Data in Brief (Aug 2021)
Benchmark datasets incorporating diverse tasks, sample sizes, material systems, and data heterogeneity for materials informatics
Abstract
Materials discovery via machine learning has become an increasingly popular method due to its ability to rapidly predict materials properties in a time-efficient and low-cost manner. However, one limitation in this field is the lack of benchmark datasets, particularly those that encompass the size, tasks, material systems, and data modalities present in the materials informatics literature. This makes it difficult to identify optimal machine learning model choices including algorithm, model architecture, data splitting, and data featurization for a given task. Here, we attempt to address this lack of benchmark datasets by assembling a unique repository of 50 different datasets for materials properties. The data contains both experimental and computational data, data suited for regression as well as classification, sizes ranging from 12 to 6354 samples, and materials systems spanning the diversity of materials research. Data were extracted from 16 publications. In addition to cleaning the data where necessary, each dataset was split into train, validation, and test splits.
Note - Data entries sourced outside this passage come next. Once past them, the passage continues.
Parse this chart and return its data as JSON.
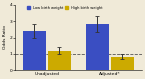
{
  "categories": [
    "Unadjusted",
    "Adjusted*"
  ],
  "low_bw_values": [
    2.4,
    2.85
  ],
  "low_bw_errors": [
    0.45,
    0.5
  ],
  "high_bw_values": [
    1.2,
    0.82
  ],
  "high_bw_errors": [
    0.22,
    0.15
  ],
  "low_bw_color": "#3a4ec2",
  "high_bw_color": "#ccaa00",
  "background_color": "#f0ead8",
  "ylabel": "Odds Ratio",
  "ylim": [
    0,
    4
  ],
  "yticks": [
    0,
    1,
    2,
    3,
    4
  ],
  "reference_line": 1.0,
  "legend_labels": [
    "Low birth weight",
    "High birth weight"
  ],
  "bar_width": 0.18,
  "group_centers": [
    0.25,
    0.75
  ]
}
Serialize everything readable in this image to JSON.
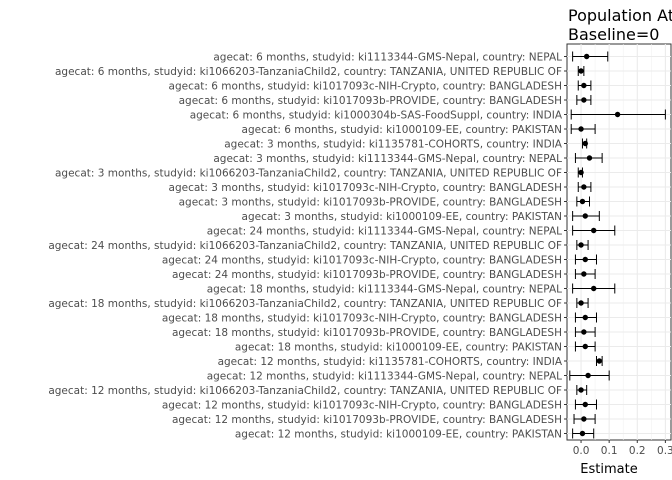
{
  "chart_data": {
    "type": "forest",
    "title": "Population At",
    "subtitle": "Baseline=0",
    "xlabel": "Estimate",
    "xlim": [
      -0.05,
      0.32
    ],
    "xticks": [
      0.0,
      0.1,
      0.2,
      0.3
    ],
    "xtick_labels": [
      "0.0",
      "0.1",
      "0.2",
      "0.3"
    ],
    "grid": true,
    "rows": [
      {
        "label": "agecat: 6 months, studyid: ki1113344-GMS-Nepal, country: NEPAL",
        "estimate": 0.02,
        "lower": -0.03,
        "upper": 0.095
      },
      {
        "label": "agecat: 6 months, studyid: ki1066203-TanzaniaChild2, country: TANZANIA, UNITED REPUBLIC OF",
        "estimate": 0.0,
        "lower": -0.01,
        "upper": 0.01
      },
      {
        "label": "agecat: 6 months, studyid: ki1017093c-NIH-Crypto, country: BANGLADESH",
        "estimate": 0.01,
        "lower": -0.01,
        "upper": 0.035
      },
      {
        "label": "agecat: 6 months, studyid: ki1017093b-PROVIDE, country: BANGLADESH",
        "estimate": 0.01,
        "lower": -0.015,
        "upper": 0.035
      },
      {
        "label": "agecat: 6 months, studyid: ki1000304b-SAS-FoodSuppl, country: INDIA",
        "estimate": 0.13,
        "lower": -0.035,
        "upper": 0.3
      },
      {
        "label": "agecat: 6 months, studyid: ki1000109-EE, country: PAKISTAN",
        "estimate": 0.0,
        "lower": -0.035,
        "upper": 0.05
      },
      {
        "label": "agecat: 3 months, studyid: ki1135781-COHORTS, country: INDIA",
        "estimate": 0.015,
        "lower": 0.005,
        "upper": 0.02
      },
      {
        "label": "agecat: 3 months, studyid: ki1113344-GMS-Nepal, country: NEPAL",
        "estimate": 0.03,
        "lower": -0.02,
        "upper": 0.075
      },
      {
        "label": "agecat: 3 months, studyid: ki1066203-TanzaniaChild2, country: TANZANIA, UNITED REPUBLIC OF",
        "estimate": 0.0,
        "lower": -0.01,
        "upper": 0.005
      },
      {
        "label": "agecat: 3 months, studyid: ki1017093c-NIH-Crypto, country: BANGLADESH",
        "estimate": 0.01,
        "lower": -0.01,
        "upper": 0.035
      },
      {
        "label": "agecat: 3 months, studyid: ki1017093b-PROVIDE, country: BANGLADESH",
        "estimate": 0.005,
        "lower": -0.015,
        "upper": 0.03
      },
      {
        "label": "agecat: 3 months, studyid: ki1000109-EE, country: PAKISTAN",
        "estimate": 0.015,
        "lower": -0.03,
        "upper": 0.065
      },
      {
        "label": "agecat: 24 months, studyid: ki1113344-GMS-Nepal, country: NEPAL",
        "estimate": 0.045,
        "lower": -0.03,
        "upper": 0.12
      },
      {
        "label": "agecat: 24 months, studyid: ki1066203-TanzaniaChild2, country: TANZANIA, UNITED REPUBLIC OF",
        "estimate": 0.0,
        "lower": -0.015,
        "upper": 0.025
      },
      {
        "label": "agecat: 24 months, studyid: ki1017093c-NIH-Crypto, country: BANGLADESH",
        "estimate": 0.015,
        "lower": -0.02,
        "upper": 0.055
      },
      {
        "label": "agecat: 24 months, studyid: ki1017093b-PROVIDE, country: BANGLADESH",
        "estimate": 0.01,
        "lower": -0.02,
        "upper": 0.05
      },
      {
        "label": "agecat: 18 months, studyid: ki1113344-GMS-Nepal, country: NEPAL",
        "estimate": 0.045,
        "lower": -0.03,
        "upper": 0.12
      },
      {
        "label": "agecat: 18 months, studyid: ki1066203-TanzaniaChild2, country: TANZANIA, UNITED REPUBLIC OF",
        "estimate": 0.0,
        "lower": -0.015,
        "upper": 0.025
      },
      {
        "label": "agecat: 18 months, studyid: ki1017093c-NIH-Crypto, country: BANGLADESH",
        "estimate": 0.015,
        "lower": -0.02,
        "upper": 0.055
      },
      {
        "label": "agecat: 18 months, studyid: ki1017093b-PROVIDE, country: BANGLADESH",
        "estimate": 0.01,
        "lower": -0.02,
        "upper": 0.05
      },
      {
        "label": "agecat: 18 months, studyid: ki1000109-EE, country: PAKISTAN",
        "estimate": 0.015,
        "lower": -0.02,
        "upper": 0.05
      },
      {
        "label": "agecat: 12 months, studyid: ki1135781-COHORTS, country: INDIA",
        "estimate": 0.065,
        "lower": 0.055,
        "upper": 0.075
      },
      {
        "label": "agecat: 12 months, studyid: ki1113344-GMS-Nepal, country: NEPAL",
        "estimate": 0.025,
        "lower": -0.04,
        "upper": 0.1
      },
      {
        "label": "agecat: 12 months, studyid: ki1066203-TanzaniaChild2, country: TANZANIA, UNITED REPUBLIC OF",
        "estimate": 0.0,
        "lower": -0.015,
        "upper": 0.02
      },
      {
        "label": "agecat: 12 months, studyid: ki1017093c-NIH-Crypto, country: BANGLADESH",
        "estimate": 0.015,
        "lower": -0.02,
        "upper": 0.055
      },
      {
        "label": "agecat: 12 months, studyid: ki1017093b-PROVIDE, country: BANGLADESH",
        "estimate": 0.01,
        "lower": -0.025,
        "upper": 0.05
      },
      {
        "label": "agecat: 12 months, studyid: ki1000109-EE, country: PAKISTAN",
        "estimate": 0.005,
        "lower": -0.03,
        "upper": 0.045
      }
    ]
  }
}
For datasets with more than 100 values, train-val-test splits were created, either with a 5-fold or 10-fold cross-validation method, depending on what each respective paper did in their studies. Datasets with less than 100 values had train-test splits created using the Leave-One-Out cross-validation method. These benchmark data can serve as a basis for a more diverse benchmark dataset in the future to further improve their effectiveness in the comparison of machine learning models.